The Ensoma technology offers the potential to go beyond rare diseases. Soteropoulos said that the in vivo approach does away with all the complexity of working with a therapy outside of the body, making these therapies simpler to manufacture and easier to administer. She added that the fact that these therapies won’t require conditioning or stem cell donors helps extend the reach of these genetic medicines to common diseases.

Ensoma is pursuing rare diseases first. The technology is new, so regulators will need time to understand it, Soteropoulos said. Takeda and Ensoma aren’t disclosing the disease targets they have in mind and Soteropoulos said it’s too soon to say when the technology will reach human testing. But she added that because Ensoma’s approach holds promise to address many diseases, there are plenty to choose from. The startup may look for other collaborators in the future but in the near term, the company will focus on developing its own therapies in addition to working with Takeda.

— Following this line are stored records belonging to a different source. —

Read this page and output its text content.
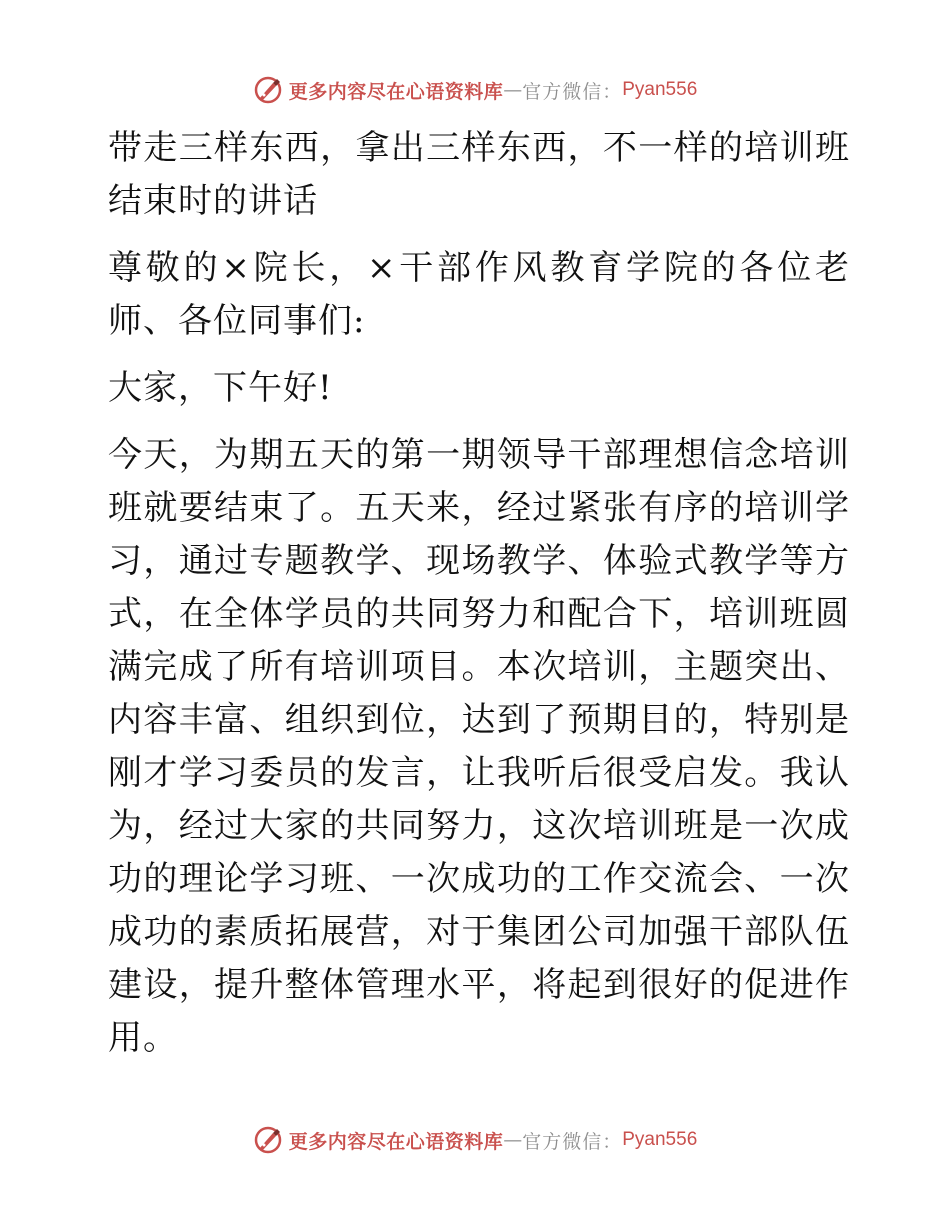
更多内容尽在心语资料库 — 官方微信： Pyan556

带走三样东西，拿出三样东西，不一样的培训班结束时的讲话

尊敬的×院长，×干部作风教育学院的各位老师、各位同事们:

大家，下午好!

今天，为期五天的第一期领导干部理想信念培训班就要结束了。五天来，经过紧张有序的培训学习，通过专题教学、现场教学、体验式教学等方式，在全体学员的共同努力和配合下，培训班圆满完成了所有培训项目。本次培训，主题突出、内容丰富、组织到位，达到了预期目的，特别是刚才学习委员的发言，让我听后很受启发。我认为，经过大家的共同努力，这次培训班是一次成功的理论学习班、一次成功的工作交流会、一次成功的素质拓展营，对于集团公司加强干部队伍建设，提升整体管理水平，将起到很好的促进作用。

更多内容尽在心语资料库 — 官方微信： Pyan556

“There are some rare diseases where there is already validation from being able to make these modifications and cure,” Soteropoulos said. “We would be working off of that for our first indications and then see how we can explore other areas.”

5AM led Ensoma’s Series A financing. Besides Takeda, the new round of funding included the participation of F-Prime Capital, Viking Global Investors, Cormorant Asset Management, RIT Capital Partners, Symbiosis II, and Alexandria Venture Investments.